Eugene Volokh, writing in the wake of the Supreme Court’s decision in Holder v. Humanitarian Aid Project, digs into his archive for a list of five alternative ways of defining treasonous speech. The alternatives range from restrictive (#1) to lenient (#5).

My archive includes a five-year-old post in which I comment on Volokh’s five alternatives. In that post, I state a preference for this option:

2. Speech is unprotected only when the speaker has the purpose of aiding the enemy, and is paid for such speech. This, though, would be an odd distinction in U.S. constitutional law, given that speech is routinely protected despite being done for money. Most writers, filmmakers, journalists, and other speakers are paid for their speech.

Now, five years later, I lean toward Volokh’s least lenient alternative:

1. Speech is unprotected whenever the speaker has the purpose of aiding the enemy (and perhaps there’s some evidence that the speech is indeed likely to provide some at least modest aid).
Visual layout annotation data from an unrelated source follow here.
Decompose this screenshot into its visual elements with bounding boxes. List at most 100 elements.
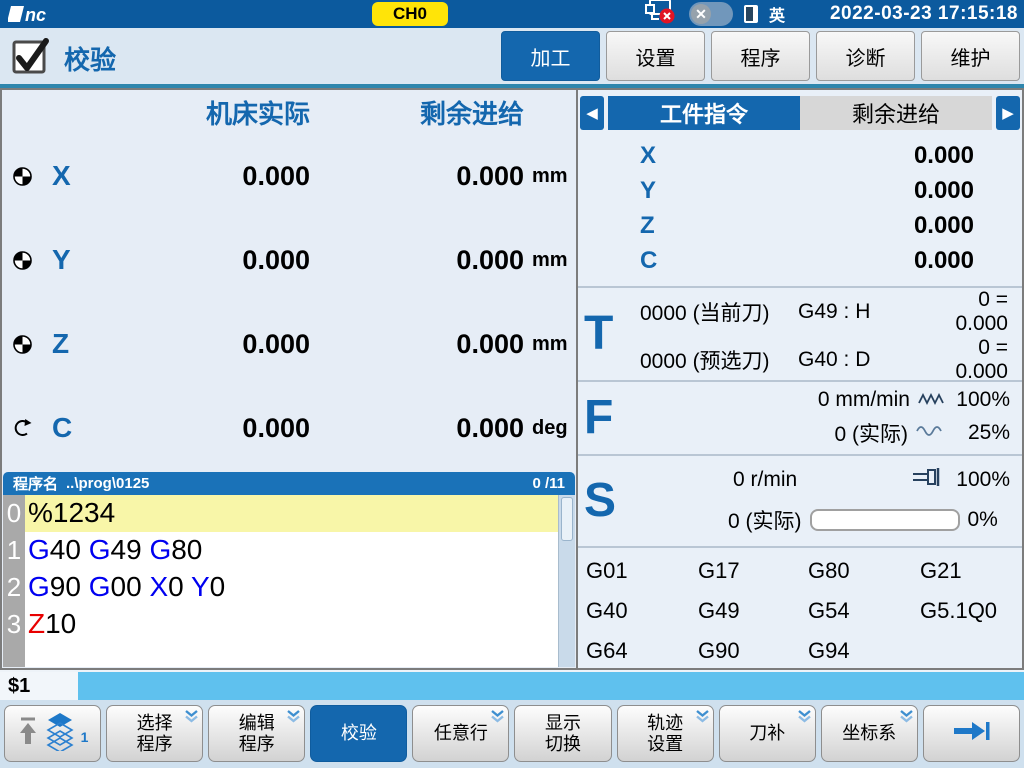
line-text: G40 G49 G80 <box>25 532 558 569</box>
line-number: 0 <box>3 498 25 529</box>
softkey-编辑程序[interactable]: 编辑程序 <box>208 705 305 762</box>
program-section: 程序名 ..\prog\0125 0 /11 0%12341G40 G49 G8… <box>3 472 575 667</box>
program-line[interactable]: 3Z10 <box>3 606 575 643</box>
coord-tab-right-arrow[interactable]: ▶ <box>996 96 1020 130</box>
program-line[interactable]: 1G40 G49 G80 <box>3 532 575 569</box>
axis-remain-value: 0.000 <box>310 329 524 360</box>
spindle-icon <box>912 467 944 493</box>
modal-gcode-list: G01G17G80G21G40G49G54G5.1Q0G64G90G94 <box>578 546 1022 678</box>
language-indicator[interactable]: 英 <box>769 2 785 26</box>
channel-badge[interactable]: CH0 <box>372 2 448 26</box>
spindle-programmed-row: 0 r/min 100% <box>578 467 1022 493</box>
workpiece-axis-C: C0.000 <box>578 243 1022 278</box>
modal-gcode: G40 <box>586 598 698 638</box>
spindle-load-bar <box>810 509 960 531</box>
feed-letter: F <box>584 394 613 442</box>
softkey-校验[interactable]: 校验 <box>310 705 407 762</box>
softkey-轨迹设置[interactable]: 轨迹设置 <box>617 705 714 762</box>
softkey-label: 编辑 <box>239 713 275 734</box>
axis-name: Y <box>640 177 656 205</box>
axis-value: 0.000 <box>914 177 974 205</box>
axis-machine-value: 0.000 <box>92 413 310 444</box>
softkey-next-page[interactable] <box>923 705 1020 762</box>
tool-section: T 0000 (当前刀) G49 : H 0 = 0.000 0000 (预选刀… <box>578 286 1022 380</box>
tab-诊断[interactable]: 诊断 <box>816 31 915 81</box>
chevron-down-icon <box>490 708 505 729</box>
coord-tab-left-arrow[interactable]: ◀ <box>580 96 604 130</box>
axis-row-Z: Z0.0000.000mm <box>2 302 576 386</box>
axis-remain-value: 0.000 <box>310 161 524 192</box>
modal-gcode: G01 <box>586 558 698 598</box>
feed-override-value: 100% <box>952 388 1010 412</box>
message-bar[interactable] <box>78 672 1024 700</box>
softkey-刀补[interactable]: 刀补 <box>719 705 816 762</box>
line-number: 2 <box>3 572 25 603</box>
hnc-logo-icon: nc <box>8 3 60 25</box>
tool-row-preselect: 0000 (预选刀) G40 : D 0 = 0.000 <box>578 336 1022 384</box>
rapid-override-icon <box>918 388 944 412</box>
axis-name: X <box>40 160 92 192</box>
svg-text:nc: nc <box>25 5 46 25</box>
program-line[interactable]: 0%1234 <box>3 495 575 532</box>
position-panel: 机床实际 剩余进给 X0.0000.000mmY0.0000.000mmZ0.0… <box>2 90 578 668</box>
datetime: 2022-03-23 17:15:18 <box>830 3 1018 25</box>
axis-name: X <box>640 142 656 170</box>
axis-rows: X0.0000.000mmY0.0000.000mmZ0.0000.000mmC… <box>2 134 576 470</box>
feed-wave-icon <box>916 421 944 445</box>
tab-加工[interactable]: 加工 <box>501 31 600 81</box>
rotary-axis-icon <box>2 418 40 439</box>
alarm-mute-icon[interactable]: ✕ <box>689 2 733 26</box>
workpiece-axis-Z: Z0.000 <box>578 208 1022 243</box>
main-area: 机床实际 剩余进给 X0.0000.000mmY0.0000.000mmZ0.0… <box>0 88 1024 670</box>
tab-程序[interactable]: 程序 <box>711 31 810 81</box>
feed-actual-override-value: 25% <box>952 421 1010 445</box>
input-method-icon[interactable] <box>744 5 758 23</box>
scrollbar-thumb[interactable] <box>561 497 573 541</box>
tab-设置[interactable]: 设置 <box>606 31 705 81</box>
axis-unit: mm <box>524 165 576 188</box>
program-scrollbar[interactable] <box>558 495 575 667</box>
axis-name: Y <box>40 244 92 276</box>
coord-tab-剩余进给[interactable]: 剩余进给 <box>800 96 992 130</box>
softkey-任意行[interactable]: 任意行 <box>412 705 509 762</box>
axis-name: C <box>40 412 92 444</box>
line-number: 1 <box>3 535 25 566</box>
linear-axis-icon <box>2 334 40 355</box>
line-text: G90 G00 X0 Y0 <box>25 569 558 606</box>
softkey-layer-icons: 1 <box>17 711 89 756</box>
return-top-icon <box>17 716 39 751</box>
axis-value: 0.000 <box>914 212 974 240</box>
softkey-label: 刀补 <box>749 723 785 744</box>
softkey-坐标系[interactable]: 坐标系 <box>821 705 918 762</box>
axis-value: 0.000 <box>914 142 974 170</box>
coord-tab-工件指令[interactable]: 工件指令 <box>608 96 800 130</box>
softkey-label: 显示 <box>545 713 581 734</box>
feed-section: F 0 mm/min 100% 0 (实际) <box>578 380 1022 454</box>
verify-checkbox-icon <box>10 34 52 83</box>
axis-row-Y: Y0.0000.000mm <box>2 218 576 302</box>
softkey-layer-select[interactable]: 1 <box>4 705 101 762</box>
status-panel: ◀ 工件指令剩余进给 ▶ X0.000Y0.000Z0.000C0.000 T … <box>578 90 1022 668</box>
network-error-icon[interactable] <box>642 0 678 30</box>
softkey-label: 设置 <box>647 734 683 755</box>
axis-machine-value: 0.000 <box>92 329 310 360</box>
workpiece-axis-values: X0.000Y0.000Z0.000C0.000 <box>578 130 1022 286</box>
program-listing[interactable]: 0%12341G40 G49 G802G90 G00 X0 Y03Z10 <box>3 495 575 667</box>
softkey-显示切换[interactable]: 显示切换 <box>514 705 611 762</box>
softkey-label: 程序 <box>137 734 173 755</box>
layers-icon <box>46 711 74 756</box>
tab-维护[interactable]: 维护 <box>921 31 1020 81</box>
axis-remain-value: 0.000 <box>310 245 524 276</box>
modal-gcode: G21 <box>920 558 1022 598</box>
line-text: %1234 <box>25 495 558 532</box>
next-page-arrow-icon <box>950 720 992 747</box>
axis-unit: mm <box>524 249 576 272</box>
chevron-down-icon <box>797 708 812 729</box>
spindle-load-value: 0% <box>968 508 998 532</box>
program-line[interactable]: 2G90 G00 X0 Y0 <box>3 569 575 606</box>
chevron-down-icon <box>286 708 301 729</box>
channel-label: $1 <box>0 672 78 700</box>
softkey-bar: 1选择程序编辑程序校验任意行显示切换轨迹设置刀补坐标系 <box>0 700 1024 768</box>
softkey-选择程序[interactable]: 选择程序 <box>106 705 203 762</box>
linear-axis-icon <box>2 166 40 187</box>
That seemed to be the court’s view in Gillars: “The First Amendment does not protect one from accountability for words as such. It depends upon their use. It protects the free expression of thought and belief as a part of the liberty of the individual as a human personality. But words which reasonably viewed constitute acts in furtherance of a program of an enemy to which the speaker adheres and to which he gives aid with intent to betray his own country, are not rid of criminal character merely because they are words.” This exception would justify punishing any speech that falls within the statutory and constitutional definition of “treason.”

How can I be so hard on speech that aids a foreign enemy and yet so supportive of free speech in the context of domestic affairs (e.g., see this post)? The terms “foreign enemy” and “domestic affairs” ought to be a clue. As I say here, in the context of illegal immigration, “the United States exists primarily for the purpose of protecting its citizens and their liberty rights.”

We must not give foreign enemies the same rights as American citizens. If we do, we run the grave risk of losing our own rights.